• Ban Ki-moon préoccupé par les tensions politiques au Niger


    Le secrétaire général de l'Onu, Ban Ki-moon, s'est dit préoccupé de la situation au Niger, où le projet de révision constitutionnelle du président Mamadou Tandja suscite de fortes tensions politiques.

    Le comité chargé de rédiger la nouvelle constitution a remis son projet au conseil des ministres mardi et a pu "expliquer en long et en large les innovations majeures contenues dans ce document", a annoncé le gouvernerment dans un communiqué.

    Les Nigériens seront appelés à se prononcer le 4 août par référendum sur le projet de constitution qui vise à instituer un régime présidentiel.

    Le dispositif prévoit une transition de trois ans qui permettrait à Tandja, dont le second mandat de quatre ans s'achève en décembre, de demeurer au pouvoir. Aux termes de l'actuel texte fondamental, Tandja, 70 ans, n'a pas la possibilité de briguer sa propre succession.

    Sa décision d'amender la constitution a provoqué un tollé à l'étranger et chez ses opposants, d'autant qu'il a passé outre à un avis émis le 25 mai par la cour constitutionnelle et a dissous le lendemain le parlement, seule institution habilitée à le poursuivre pour haute trahison.

    Les tensions politiques ont tourné à l'affrontement entre des opposants et les forces de l'ordre le 1er juin à Dosso, à 140 km à l'est de la capitale Niamey. Une dizaine de personnes ont été blessées et neuf opposants ont été arrêtés.
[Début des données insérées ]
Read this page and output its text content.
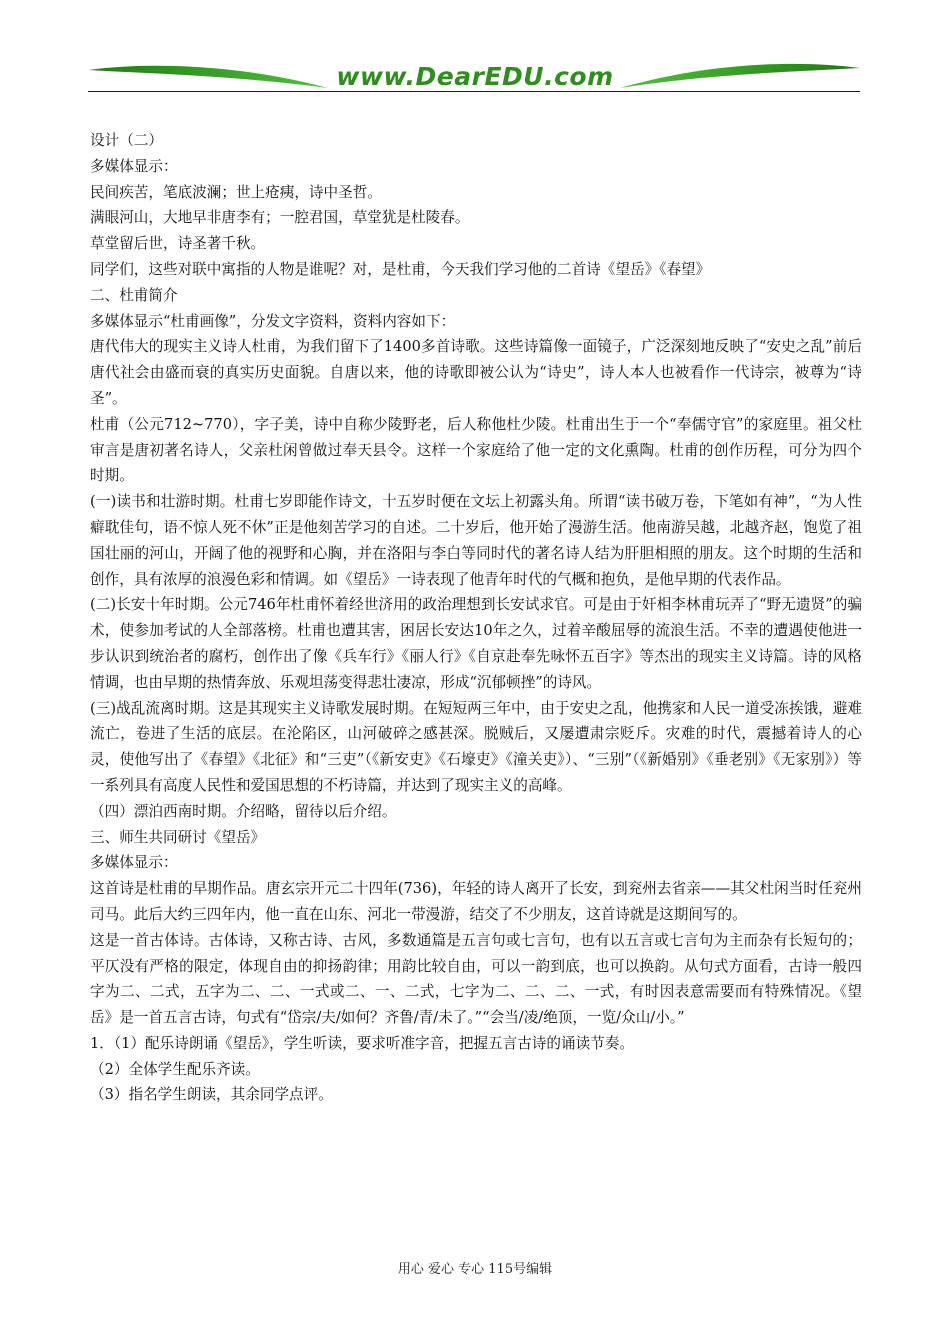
www.DearEDU.com

设计（二）

多媒体显示：

民间疾苦，笔底波澜；世上疮痍，诗中圣哲。

满眼河山，大地早非唐李有；一腔君国，草堂犹是杜陵春。

草堂留后世，诗圣著千秋。

同学们，这些对联中寓指的人物是谁呢？对，是杜甫，今天我们学习他的二首诗《望岳》《春望》

二、杜甫简介

多媒体显示“杜甫画像”，分发文字资料，资料内容如下：

唐代伟大的现实主义诗人杜甫，为我们留下了1400多首诗歌。这些诗篇像一面镜子，广泛深刻地反映了“安史之乱”前后唐代社会由盛而衰的真实历史面貌。自唐以来，他的诗歌即被公认为“诗史”，诗人本人也被看作一代诗宗，被尊为“诗圣”。

杜甫（公元712~770），字子美，诗中自称少陵野老，后人称他杜少陵。杜甫出生于一个“奉儒守官”的家庭里。祖父杜审言是唐初著名诗人，父亲杜闲曾做过奉天县令。这样一个家庭给了他一定的文化熏陶。杜甫的创作历程，可分为四个时期。

(一)读书和壮游时期。杜甫七岁即能作诗文，十五岁时便在文坛上初露头角。所谓“读书破万卷，下笔如有神”，“为人性癖耽佳句，语不惊人死不休”正是他刻苦学习的自述。二十岁后，他开始了漫游生活。他南游吴越，北越齐赵，饱览了祖国壮丽的河山，开阔了他的视野和心胸，并在洛阳与李白等同时代的著名诗人结为肝胆相照的朋友。这个时期的生活和创作，具有浓厚的浪漫色彩和情调。如《望岳》一诗表现了他青年时代的气概和抱负，是他早期的代表作品。

(二)长安十年时期。公元746年杜甫怀着经世济用的政治理想到长安试求官。可是由于奸相李林甫玩弄了“野无遗贤”的骗术，使参加考试的人全部落榜。杜甫也遭其害，困居长安达10年之久，过着辛酸屈辱的流浪生活。不幸的遭遇使他进一步认识到统治者的腐朽，创作出了像《兵车行》《丽人行》《自京赴奉先咏怀五百字》等杰出的现实主义诗篇。诗的风格情调，也由早期的热情奔放、乐观坦荡变得悲壮凄凉，形成“沉郁顿挫”的诗风。

(三)战乱流离时期。这是其现实主义诗歌发展时期。在短短两三年中，由于安史之乱，他携家和人民一道受冻挨饿，避难流亡，卷进了生活的底层。在沦陷区，山河破碎之感甚深。脱贼后，又屡遭肃宗贬斥。灾难的时代，震撼着诗人的心灵，使他写出了《春望》《北征》和“三吏”（《新安吏》《石壕吏》《潼关吏》）、“三别”（《新婚别》《垂老别》《无家别》）等一系列具有高度人民性和爱国思想的不朽诗篇，并达到了现实主义的高峰。

（四）漂泊西南时期。介绍略，留待以后介绍。

三、师生共同研讨《望岳》

多媒体显示：

这首诗是杜甫的早期作品。唐玄宗开元二十四年(736)，年轻的诗人离开了长安，到兖州去省亲——其父杜闲当时任兖州司马。此后大约三四年内，他一直在山东、河北一带漫游，结交了不少朋友，这首诗就是这期间写的。

这是一首古体诗。古体诗，又称古诗、古风，多数通篇是五言句或七言句，也有以五言或七言句为主而杂有长短句的；平仄没有严格的限定，体现自由的抑扬韵律；用韵比较自由，可以一韵到底，也可以换韵。从句式方面看，古诗一般四字为二、二式，五字为二、二、一式或二、一、二式，七字为二、二、二、一式，有时因表意需要而有特殊情况。《望岳》是一首五言古诗，句式有“岱宗/夫/如何？齐鲁/青/未了。”“会当/凌/绝顶，一览/众山/小。”

1．（1）配乐诗朗诵《望岳》，学生听读，要求听准字音，把握五言古诗的诵读节奏。

（2）全体学生配乐齐读。

（3）指名学生朗读，其余同学点评。

用心 爱心 专心 115号编辑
    "Le secrétaire général est préoccupé par les récents événements qui ont eu lieu au Niger et les tensions politiques accrues dans le pays", peut-on lire dans un communiqué diffusé mardi par la porte-parole de Ban Ki-moon.

    "Le secrétaire général appelle toutes les parties à agir dans le plein respect de la Constitution et à s'abstenir de toute action qui saperait les gains démocratiques du Niger, ainsi que la stabilité politique du pays", poursuivait le texte.

    Mamadou Tandja justifie son projet par la nécessité d'achever les chantiers en cours, notamment sur le site d'extraction d'uranium d'Imouraren dont l'exploitation a été confiée au groupe français Areva (CEPFi.PA: Cotation). 

     Il entend également modifier le régime semi-présidentiel en vigueur depuis l'adoption de l'actuelle constitution en 1999.

    L'opposition a déposé lundi un recours devant la cour constitutionnelle, qui a cinq jours pour rendre sa décision.